Surviving My Life As a Military Wife

In 2007, I married the love of my life! He is charming, funny, a great listener, and the best friend I’ve ever had in life. We still get each other, even after eleven years of wedded bliss. It hasn’t always been easy, but somehow, we made it work. When we married that fall day, I had no idea what I was signing on for. I married my husband, but his mistress is the military. My husband has served this great country of ours for 31 years… and counting! He loves serving his country and he loves his troops.

Needless to say, his passion has taken him on multiple deployments throughout our marriage. Now deployments are much easier on me but I must admit, those earlier separations were like having a year long root canal for me. It was during these deployments that I realized I needed to create a plan if I was going to survive as a military spouse. I had to learn that his dream of serving would take him away from the monumental moments in our marriage! I used to be so miserable during the holidays, my birthday, or our wedding anniversary because I’d be pining for him.

During my husband’s first 18-month deployment to Iraq in our first year of marriage, I had to access what truly brought me joy. Although my husband was the apple of my eye, I had to realize that I needed more in my life than just waiting for the cell phone to ring. I had to cultivate a plan of my own if I were going to survive as a military wife.

The first thing I decided to do was think about what truly supported my passion! I was so busy obsessing over what, when, and how soon I’d hear from my husband that I started to feel I was losing my own identity. I was slipping into a mild depression actually and sometimes, yes I even wondered if marrying a career soldier was the best choice for me. Sigh!

So one of the first things I did was find a way to serve others. I went to the local nursing home in our neighborhood and guess what!? They were looking for volunteers! I decided the best way to pass the time until he came home was to do what he does… serve.

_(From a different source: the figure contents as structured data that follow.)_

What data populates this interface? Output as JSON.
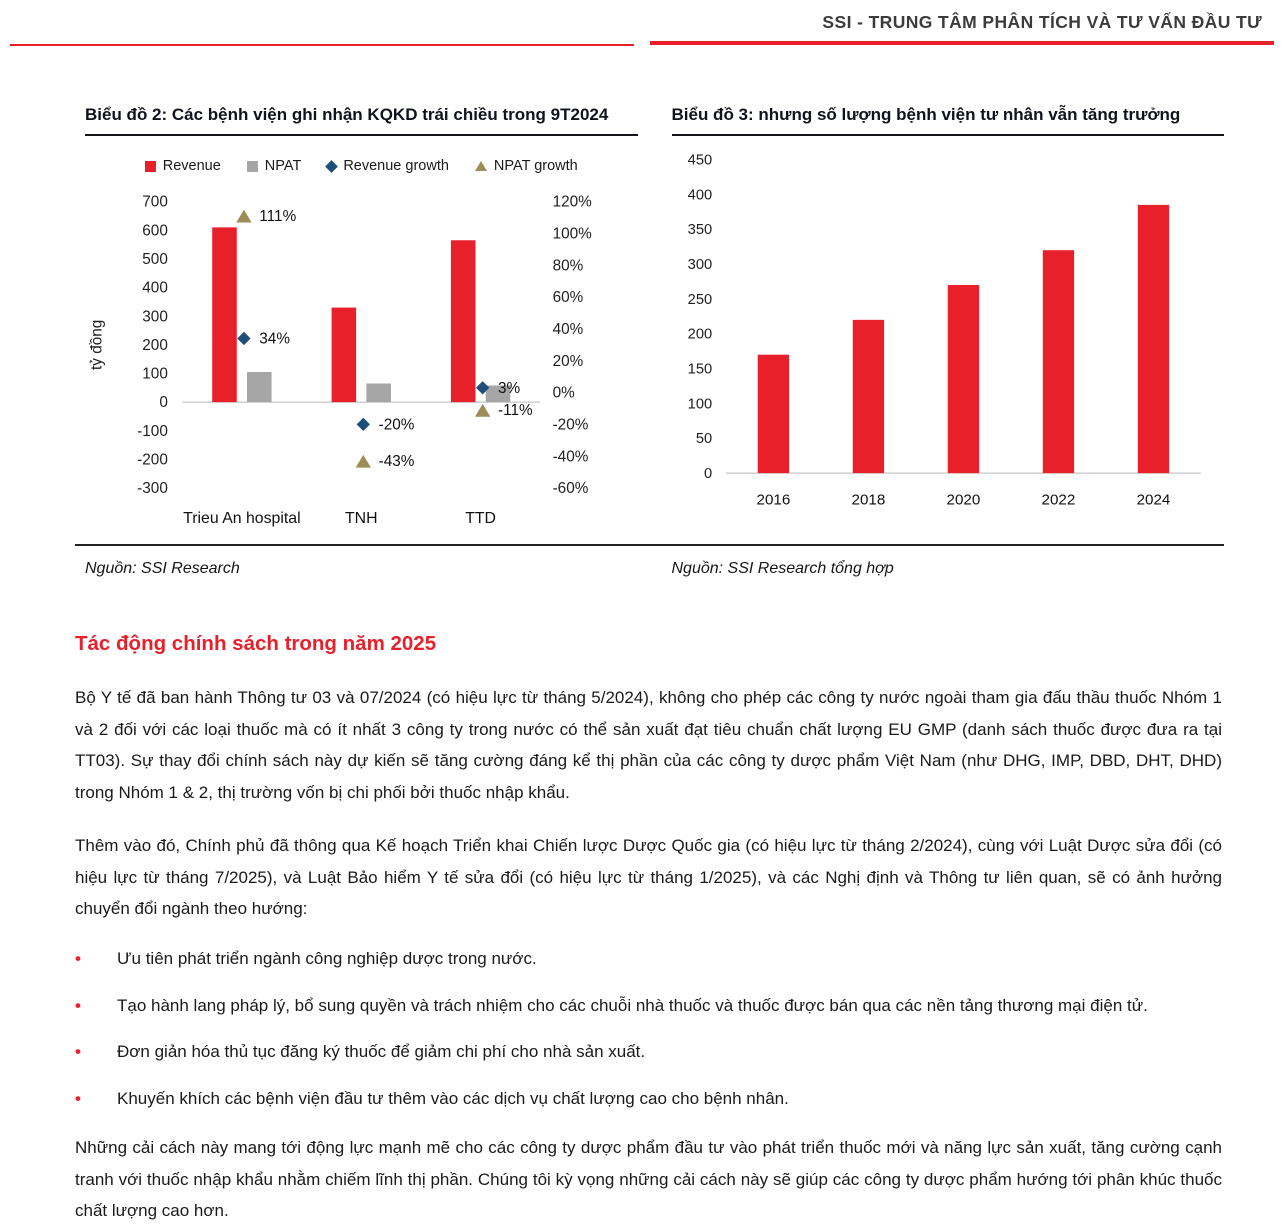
{
  "header": {
    "title": "SSI - TRUNG TÂM PHÂN TÍCH VÀ TƯ VẤN ĐẦU TƯ"
  },
  "colors": {
    "red": "#E8202A",
    "gray": "#A6A6A6",
    "blue": "#1F4E79",
    "tan": "#9C8C55"
  },
  "charts": {
    "left": {
      "title": "Biểu đồ 2: Các bệnh viện ghi nhận KQKD trái chiều trong 9T2024",
      "source": "Nguồn: SSI Research"
    },
    "right": {
      "title": "Biểu đồ 3: nhưng số lượng bệnh viện tư nhân vẫn tăng trưởng",
      "source": "Nguồn: SSI Research tổng hợp"
    }
  },
  "chart_data": [
    {
      "type": "bar",
      "title": "Biểu đồ 2: Các bệnh viện ghi nhận KQKD trái chiều trong 9T2024",
      "categories": [
        "Trieu An hospital",
        "TNH",
        "TTD"
      ],
      "left_axis": {
        "label": "tỷ đồng",
        "min": -300,
        "max": 700,
        "step": 100
      },
      "right_axis": {
        "min": -60,
        "max": 120,
        "step": 20,
        "suffix": "%"
      },
      "legend_position": "top",
      "grid": false,
      "series": [
        {
          "name": "Revenue",
          "shape": "bar",
          "axis": "left",
          "color": "#E8202A",
          "values": [
            610,
            330,
            565
          ]
        },
        {
          "name": "NPAT",
          "shape": "bar",
          "axis": "left",
          "color": "#A6A6A6",
          "values": [
            105,
            65,
            58
          ]
        },
        {
          "name": "Revenue growth",
          "shape": "diamond",
          "axis": "right",
          "color": "#1F4E79",
          "values": [
            34,
            -20,
            3
          ],
          "labels": [
            "34%",
            "-20%",
            "3%"
          ]
        },
        {
          "name": "NPAT growth",
          "shape": "triangle",
          "axis": "right",
          "color": "#9C8C55",
          "values": [
            111,
            -43,
            -11
          ],
          "labels": [
            "111%",
            "-43%",
            "-11%"
          ]
        }
      ]
    },
    {
      "type": "bar",
      "title": "Biểu đồ 3: nhưng số lượng bệnh viện tư nhân vẫn tăng trưởng",
      "categories": [
        "2016",
        "2018",
        "2020",
        "2022",
        "2024"
      ],
      "values": [
        170,
        220,
        270,
        320,
        385
      ],
      "color": "#E8202A",
      "ylim": [
        0,
        450
      ],
      "ystep": 50,
      "grid": false
    }
  ],
  "section": {
    "heading": "Tác động chính sách trong năm 2025",
    "paragraphs": [
      "Bộ Y tế đã ban hành Thông tư 03 và 07/2024 (có hiệu lực từ tháng 5/2024), không cho phép các công ty nước ngoài tham gia đấu thầu thuốc Nhóm 1 và 2 đối với các loại thuốc mà có ít nhất 3 công ty trong nước có thể sản xuất đạt tiêu chuẩn chất lượng EU GMP (danh sách thuốc được đưa ra tại TT03). Sự thay đổi chính sách này dự kiến sẽ tăng cường đáng kể thị phần của các công ty dược phẩm Việt Nam (như DHG, IMP, DBD, DHT, DHD) trong Nhóm 1 & 2, thị trường vốn bị chi phối bởi thuốc nhập khẩu.",
      "Thêm vào đó, Chính phủ đã thông qua Kế hoạch Triển khai Chiến lược Dược Quốc gia (có hiệu lực từ tháng 2/2024), cùng với Luật Dược sửa đổi (có hiệu lực từ tháng 7/2025), và Luật Bảo hiểm Y tế sửa đổi (có hiệu lực từ tháng 1/2025), và các Nghị định và Thông tư liên quan, sẽ có ảnh hưởng chuyển đổi ngành theo hướng:"
    ],
    "bullets": [
      "Ưu tiên phát triển ngành công nghiệp dược trong nước.",
      "Tạo hành lang pháp lý, bổ sung quyền và trách nhiệm cho các chuỗi nhà thuốc và thuốc được bán qua các nền tảng thương mại điện tử.",
      "Đơn giản hóa thủ tục đăng ký thuốc để giảm chi phí cho nhà sản xuất.",
      "Khuyến khích các bệnh viện đầu tư thêm vào các dịch vụ chất lượng cao cho bệnh nhân."
    ],
    "closing": "Những cải cách này mang tới động lực mạnh mẽ cho các công ty dược phẩm đầu tư vào phát triển thuốc mới và năng lực sản xuất, tăng cường cạnh tranh với thuốc nhập khẩu nhằm chiếm lĩnh thị phần. Chúng tôi kỳ vọng những cải cách này sẽ giúp các công ty dược phẩm hướng tới phân khúc thuốc chất lượng cao hơn."
  }
}
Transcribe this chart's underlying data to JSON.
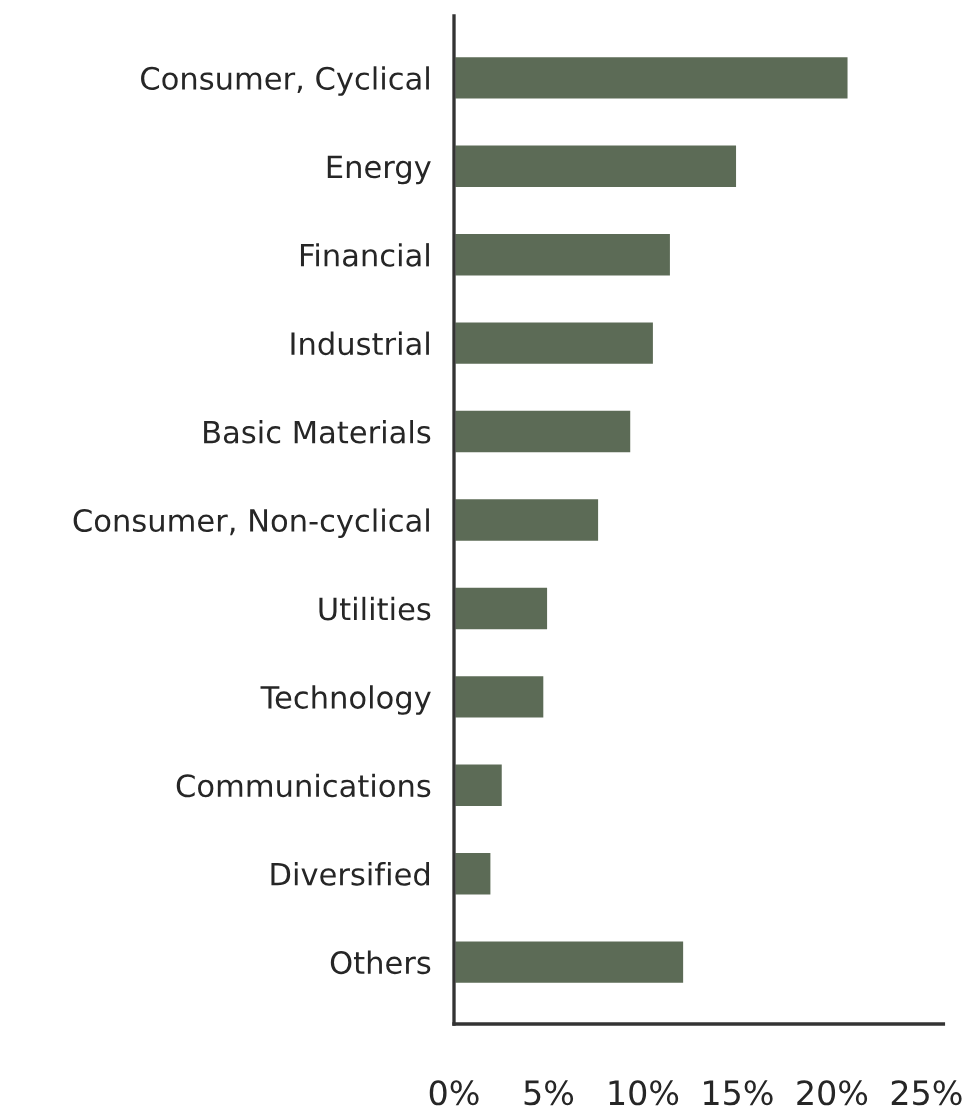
{
  "chart_data": {
    "type": "bar",
    "orientation": "horizontal",
    "categories": [
      "Consumer, Cyclical",
      "Energy",
      "Financial",
      "Industrial",
      "Basic Materials",
      "Consumer, Non-cyclical",
      "Utilities",
      "Technology",
      "Communications",
      "Diversified",
      "Others"
    ],
    "values": [
      20.9,
      15.0,
      11.5,
      10.6,
      9.4,
      7.7,
      5.0,
      4.8,
      2.6,
      2.0,
      12.2
    ],
    "color": "#5c6b56",
    "xlim": [
      0,
      25.9
    ],
    "xticks": [
      {
        "value": 0,
        "label": "0%"
      },
      {
        "value": 5,
        "label": "5%"
      },
      {
        "value": 10,
        "label": "10%"
      },
      {
        "value": 15,
        "label": "15%"
      },
      {
        "value": 20,
        "label": "20%"
      },
      {
        "value": 25,
        "label": "25%"
      }
    ],
    "grid": false,
    "legend": false
  }
}
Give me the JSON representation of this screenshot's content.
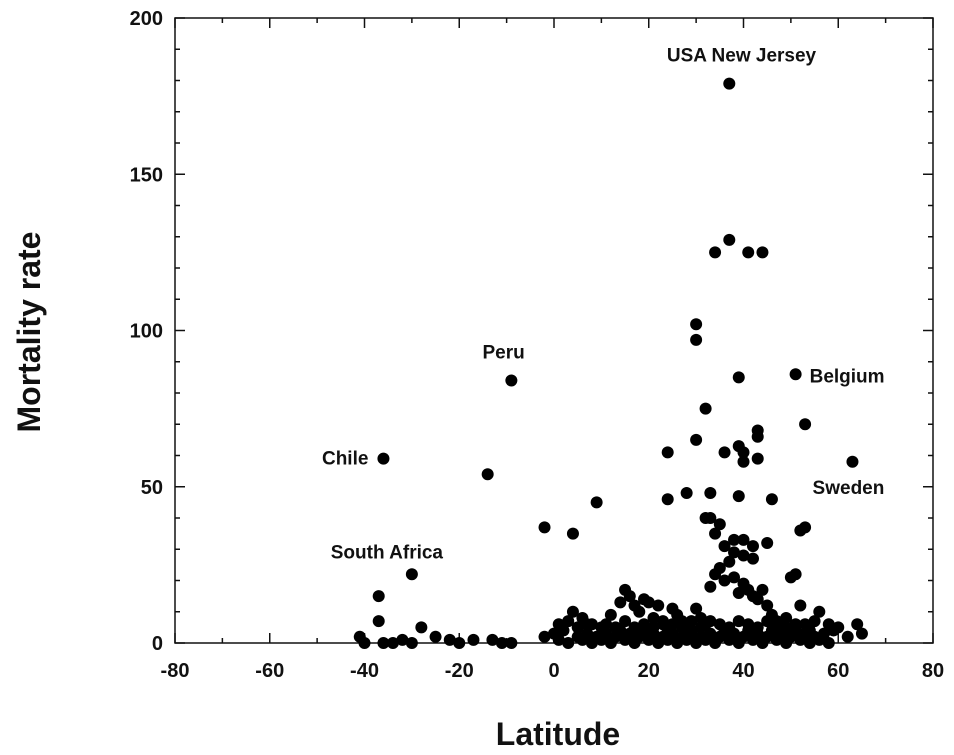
{
  "chart_data": {
    "type": "scatter",
    "title": "",
    "xlabel": "Latitude",
    "ylabel": "Mortality rate",
    "xlim": [
      -80,
      80
    ],
    "ylim": [
      0,
      200
    ],
    "xticks": [
      -80,
      -60,
      -40,
      -20,
      0,
      20,
      40,
      60,
      80
    ],
    "yticks": [
      0,
      50,
      100,
      150,
      200
    ],
    "grid": false,
    "legend": "none",
    "point_color": "#000000",
    "annotations": [
      {
        "text": "USA New Jersey",
        "x": 40,
        "y": 179
      },
      {
        "text": "Peru",
        "x": -10,
        "y": 84
      },
      {
        "text": "Belgium",
        "x": 51,
        "y": 86
      },
      {
        "text": "Chile",
        "x": -36,
        "y": 59
      },
      {
        "text": "Sweden",
        "x": 63,
        "y": 58
      },
      {
        "text": "South Africa",
        "x": -30,
        "y": 22
      }
    ],
    "points": [
      [
        37,
        179
      ],
      [
        37,
        129
      ],
      [
        34,
        125
      ],
      [
        41,
        125
      ],
      [
        44,
        125
      ],
      [
        30,
        102
      ],
      [
        30,
        97
      ],
      [
        39,
        85
      ],
      [
        51,
        86
      ],
      [
        -9,
        84
      ],
      [
        32,
        75
      ],
      [
        53,
        70
      ],
      [
        43,
        68
      ],
      [
        43,
        66
      ],
      [
        39,
        63
      ],
      [
        40,
        61
      ],
      [
        36,
        61
      ],
      [
        24,
        61
      ],
      [
        30,
        65
      ],
      [
        43,
        59
      ],
      [
        40,
        58
      ],
      [
        -36,
        59
      ],
      [
        -14,
        54
      ],
      [
        63,
        58
      ],
      [
        28,
        48
      ],
      [
        33,
        48
      ],
      [
        39,
        47
      ],
      [
        46,
        46
      ],
      [
        24,
        46
      ],
      [
        9,
        45
      ],
      [
        -2,
        37
      ],
      [
        4,
        35
      ],
      [
        33,
        40
      ],
      [
        32,
        40
      ],
      [
        35,
        38
      ],
      [
        52,
        36
      ],
      [
        53,
        37
      ],
      [
        34,
        35
      ],
      [
        38,
        33
      ],
      [
        40,
        33
      ],
      [
        36,
        31
      ],
      [
        42,
        31
      ],
      [
        45,
        32
      ],
      [
        38,
        29
      ],
      [
        40,
        28
      ],
      [
        42,
        27
      ],
      [
        -30,
        22
      ],
      [
        -37,
        15
      ],
      [
        -37,
        7
      ],
      [
        -41,
        2
      ],
      [
        -40,
        0
      ],
      [
        -36,
        0
      ],
      [
        -34,
        0
      ],
      [
        -32,
        1
      ],
      [
        -30,
        0
      ],
      [
        -28,
        5
      ],
      [
        -25,
        2
      ],
      [
        -22,
        1
      ],
      [
        -20,
        0
      ],
      [
        -17,
        1
      ],
      [
        -13,
        1
      ],
      [
        -11,
        0
      ],
      [
        -9,
        0
      ],
      [
        4,
        10
      ],
      [
        6,
        8
      ],
      [
        8,
        6
      ],
      [
        10,
        5
      ],
      [
        12,
        9
      ],
      [
        14,
        13
      ],
      [
        15,
        17
      ],
      [
        16,
        15
      ],
      [
        17,
        12
      ],
      [
        18,
        10
      ],
      [
        19,
        14
      ],
      [
        20,
        13
      ],
      [
        21,
        8
      ],
      [
        22,
        12
      ],
      [
        23,
        6
      ],
      [
        24,
        4
      ],
      [
        25,
        11
      ],
      [
        26,
        9
      ],
      [
        27,
        7
      ],
      [
        28,
        5
      ],
      [
        29,
        3
      ],
      [
        30,
        11
      ],
      [
        31,
        8
      ],
      [
        32,
        6
      ],
      [
        33,
        18
      ],
      [
        34,
        22
      ],
      [
        35,
        24
      ],
      [
        36,
        20
      ],
      [
        37,
        26
      ],
      [
        38,
        21
      ],
      [
        39,
        16
      ],
      [
        40,
        19
      ],
      [
        41,
        17
      ],
      [
        42,
        15
      ],
      [
        43,
        14
      ],
      [
        44,
        17
      ],
      [
        45,
        12
      ],
      [
        46,
        9
      ],
      [
        47,
        7
      ],
      [
        48,
        5
      ],
      [
        49,
        8
      ],
      [
        50,
        21
      ],
      [
        51,
        22
      ],
      [
        52,
        12
      ],
      [
        53,
        6
      ],
      [
        54,
        4
      ],
      [
        55,
        7
      ],
      [
        56,
        10
      ],
      [
        57,
        3
      ],
      [
        58,
        6
      ],
      [
        59,
        4
      ],
      [
        60,
        5
      ],
      [
        62,
        2
      ],
      [
        64,
        6
      ],
      [
        65,
        3
      ],
      [
        -2,
        2
      ],
      [
        0,
        3
      ],
      [
        1,
        1
      ],
      [
        2,
        4
      ],
      [
        3,
        0
      ],
      [
        5,
        2
      ],
      [
        6,
        1
      ],
      [
        7,
        3
      ],
      [
        8,
        0
      ],
      [
        9,
        2
      ],
      [
        10,
        1
      ],
      [
        11,
        3
      ],
      [
        12,
        0
      ],
      [
        13,
        2
      ],
      [
        14,
        4
      ],
      [
        15,
        1
      ],
      [
        16,
        3
      ],
      [
        17,
        0
      ],
      [
        18,
        2
      ],
      [
        19,
        4
      ],
      [
        20,
        1
      ],
      [
        21,
        3
      ],
      [
        22,
        0
      ],
      [
        23,
        2
      ],
      [
        24,
        1
      ],
      [
        25,
        3
      ],
      [
        26,
        0
      ],
      [
        27,
        2
      ],
      [
        28,
        1
      ],
      [
        29,
        4
      ],
      [
        30,
        0
      ],
      [
        31,
        2
      ],
      [
        32,
        1
      ],
      [
        33,
        3
      ],
      [
        34,
        0
      ],
      [
        35,
        2
      ],
      [
        36,
        4
      ],
      [
        37,
        1
      ],
      [
        38,
        3
      ],
      [
        39,
        0
      ],
      [
        40,
        2
      ],
      [
        41,
        4
      ],
      [
        42,
        1
      ],
      [
        43,
        3
      ],
      [
        44,
        0
      ],
      [
        45,
        2
      ],
      [
        46,
        4
      ],
      [
        47,
        1
      ],
      [
        48,
        3
      ],
      [
        49,
        0
      ],
      [
        50,
        2
      ],
      [
        51,
        4
      ],
      [
        52,
        1
      ],
      [
        53,
        3
      ],
      [
        54,
        0
      ],
      [
        55,
        2
      ],
      [
        56,
        1
      ],
      [
        58,
        0
      ],
      [
        1,
        6
      ],
      [
        3,
        7
      ],
      [
        5,
        5
      ],
      [
        7,
        6
      ],
      [
        11,
        6
      ],
      [
        13,
        5
      ],
      [
        15,
        7
      ],
      [
        17,
        5
      ],
      [
        19,
        6
      ],
      [
        21,
        5
      ],
      [
        23,
        7
      ],
      [
        25,
        6
      ],
      [
        27,
        5
      ],
      [
        29,
        7
      ],
      [
        31,
        5
      ],
      [
        33,
        7
      ],
      [
        35,
        6
      ],
      [
        37,
        5
      ],
      [
        39,
        7
      ],
      [
        41,
        6
      ],
      [
        43,
        5
      ],
      [
        45,
        7
      ],
      [
        47,
        6
      ],
      [
        49,
        5
      ],
      [
        51,
        6
      ]
    ]
  }
}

I helped with transporting residents to the day room on Saturday mornings, I sang to them, read scripture for them, played music from their era, and most important; I listened to their stories of what life was like in their younger days. I learned so much and made some lasting friendships with them. Even their family members came to know me and I felt like in my own way, I was making a difference by nurturing a generation that now needed support.

The next thing I did was create my bucket list, not that I thought I was going to expire anytime soon, but I wanted to write a list of all the things I wanted to do. Each item on my list required time to accomplish and with my husband away on yet another deployment, I had the time to work on each of them. While my husband was away, I wrote a book, perfected my photography skills, started a business, and became a radio host, actor, and a motivational speaker. I also became a local voice for women who needed to find recovery in the aftermath of sexual, verbal, or emotional abuse. In addition, I served for a brief time as my husband’s FRG (Family Readiness Group) leader for his unit. After all of the things I became involved with, I learned that I can love my husband with all of my being, yet find purpose in my own life separate from him.

Lastly, I connected with other military spouses who were in the same boat. Some were from my husband’s unit and others I met through interaction with other military personnel. I thought the primary role I needed to play for my husband was that of a “military wife.” What I learned is that for any relationship to survive, each participant has to grow and mature. I needed to grow. I needed to push out from my comfortable place and reach beyond my comfort zone to find satisfaction in the things that inspired me; that was my “aha” moment. I don’t have to live vicariously through my husband anymore. I cultivated myself during his many deployments. I grew emotionally, became even more self sufficient, and realized that in seeking to better myself, I can relate to my spouse on a whole new level. Our marriage is so much better for the decisions I made while he was deployed. Now, he actually admires me for deciding to keep myself occupied and productive. He no longer worries about me, because he knows I can take care of myself. My husband tells me often how proud he is of me for re-branding myself and for making the time we’re often separated count.

I wouldn’t exchange the life I have now for anything! The military career my husband pursued was a blessing in disguise for me. I could have despised the military and my husband because of the huge time commitment it requires; however we both now see it as the adventure it is because it offers us a continual opportunity to flourish together, even while we’re miles apart.